The bill has 23 cosponsors and has been referred to the House Energy and Commerce Committee’s Subcommittee on Telecommunications and the Internet.
IDENTITY THEFT. Several bills that address identity theft are pending in the Senate. One bill (S. 1326), introduced by Sen. Jeff Sessions (R-AL), would require any person or agency that stores or controls sensitive personal information to protect that data from unauthorized access, destruction, use, modification, or disclosure. The bill would also require that any individual whose personal information was compromised be notified. Victims could file a civil lawsuit if they are not informed.
S. 1326 has been approved by the Senate Judiciary Committee and has been placed on the Senate calendar, meaning the Senate has agreed to consider the measure.
Another identity theft bill (S. 1408) is also pending in the Senate. S. 1408, which would set national standards requiring businesses to report data security breaches to customers, has been approved by the Senate Commerce, Science, and Transportation Committee. To advance, it must be taken up by the full Senate.
S. 1408 would apply to businesses and any other organization—such as a school that collects personal information on individuals. (This information includes Social Security numbers, banking information, and driver’s license data.) These groups will be required to secure such information with physical security and technological safeguards that will be set out by the Federal Trade Commission (FTC) through regulations.
Under the measure, if personal information is stolen or lost and affects more than 1,000 individuals, the company holding that information must report the incident to the FTC. Failure to report the breach could result in fines of up to $11,000 per individual affected.

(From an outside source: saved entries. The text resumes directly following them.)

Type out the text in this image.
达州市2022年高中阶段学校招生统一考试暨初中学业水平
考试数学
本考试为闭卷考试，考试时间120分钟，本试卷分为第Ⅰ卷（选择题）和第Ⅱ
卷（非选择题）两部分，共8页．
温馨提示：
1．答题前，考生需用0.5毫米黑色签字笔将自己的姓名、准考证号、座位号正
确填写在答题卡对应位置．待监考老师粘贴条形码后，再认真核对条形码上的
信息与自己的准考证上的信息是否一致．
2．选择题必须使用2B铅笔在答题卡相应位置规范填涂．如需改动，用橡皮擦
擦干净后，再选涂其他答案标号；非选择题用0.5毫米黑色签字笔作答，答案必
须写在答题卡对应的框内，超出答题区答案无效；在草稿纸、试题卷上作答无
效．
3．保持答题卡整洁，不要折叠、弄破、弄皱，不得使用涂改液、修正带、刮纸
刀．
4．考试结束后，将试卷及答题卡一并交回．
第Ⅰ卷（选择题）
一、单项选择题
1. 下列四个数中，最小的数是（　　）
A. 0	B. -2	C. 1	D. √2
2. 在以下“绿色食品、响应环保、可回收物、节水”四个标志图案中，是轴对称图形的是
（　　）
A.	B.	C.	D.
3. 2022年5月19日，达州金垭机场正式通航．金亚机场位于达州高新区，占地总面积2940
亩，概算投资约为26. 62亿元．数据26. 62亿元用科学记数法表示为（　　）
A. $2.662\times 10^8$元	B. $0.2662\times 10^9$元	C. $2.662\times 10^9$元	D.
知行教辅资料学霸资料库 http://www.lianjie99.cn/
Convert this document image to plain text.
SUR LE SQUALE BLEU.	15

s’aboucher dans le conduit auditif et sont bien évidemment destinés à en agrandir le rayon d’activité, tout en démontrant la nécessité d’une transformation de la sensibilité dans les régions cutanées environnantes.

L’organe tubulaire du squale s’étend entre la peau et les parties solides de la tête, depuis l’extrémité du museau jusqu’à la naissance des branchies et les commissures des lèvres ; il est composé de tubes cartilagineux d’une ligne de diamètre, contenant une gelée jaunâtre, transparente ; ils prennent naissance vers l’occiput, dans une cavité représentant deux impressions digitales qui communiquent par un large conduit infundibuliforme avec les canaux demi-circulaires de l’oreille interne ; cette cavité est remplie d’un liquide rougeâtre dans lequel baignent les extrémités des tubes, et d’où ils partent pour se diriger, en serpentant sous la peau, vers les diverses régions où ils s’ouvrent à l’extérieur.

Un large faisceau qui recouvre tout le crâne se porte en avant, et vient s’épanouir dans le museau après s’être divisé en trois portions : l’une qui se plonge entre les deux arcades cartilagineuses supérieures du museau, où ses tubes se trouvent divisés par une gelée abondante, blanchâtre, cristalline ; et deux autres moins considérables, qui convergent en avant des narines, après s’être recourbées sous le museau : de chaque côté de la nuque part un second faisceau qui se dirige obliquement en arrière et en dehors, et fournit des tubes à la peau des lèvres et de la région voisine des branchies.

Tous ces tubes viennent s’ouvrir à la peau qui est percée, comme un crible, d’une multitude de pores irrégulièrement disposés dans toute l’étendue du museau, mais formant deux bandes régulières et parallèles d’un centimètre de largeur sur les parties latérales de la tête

S. 1408 would also allow consumers to put a freeze on their credit report to prevent identity theft from occurring. Individuals could temporarily lift the freeze for their own purposes—if they needed to have a credit check conducted to apply for a mortgage, for example—and then reinstate the freeze. Consumers could request a freeze on their account for any reason.
S. 1408 contains specific language stating that, if it becomes law, it will preempt existing state laws and will, thus, create a uniform system.
A third bill (S. 1789), introduced by Sen. Arlen Specter (R-PA), would enhance penalties for those who use computers to commit identity theft crimes. It would also provide law enforcement officials with more money to investigate and prosecute identity theft.
The bill would require that any business that collects, accesses, transmits, uses, stores, or disposes of sensitive personal information on more than 10,000 people develop a personal data privacy and security program. These programs, to be overseen by the FTC, would be required to address administrative, technical, and physical security.
The security program would be designed to protect against anticipated vulnerabilities to the privacy, security, or integrity of personal electronic records. Companies would also be required to conduct a risk assessment and develop a risk management program.
S. 1789 has been referred to the Senate Judiciary Committee, of which Specter is chairman. The committee has held meetings on the bill but has not acted on it.
IDENTITY THEFT. A new law (formerly S.B. 1048) controls how Social Security numbers are collected and distributed by state businesses and government agencies. One provision allows victims of ID theft to put a freeze on their credit with national credit bureaus, making it impossible for criminals to apply for credit in other people’s names.
This column should not be construed as legal or legislative advice.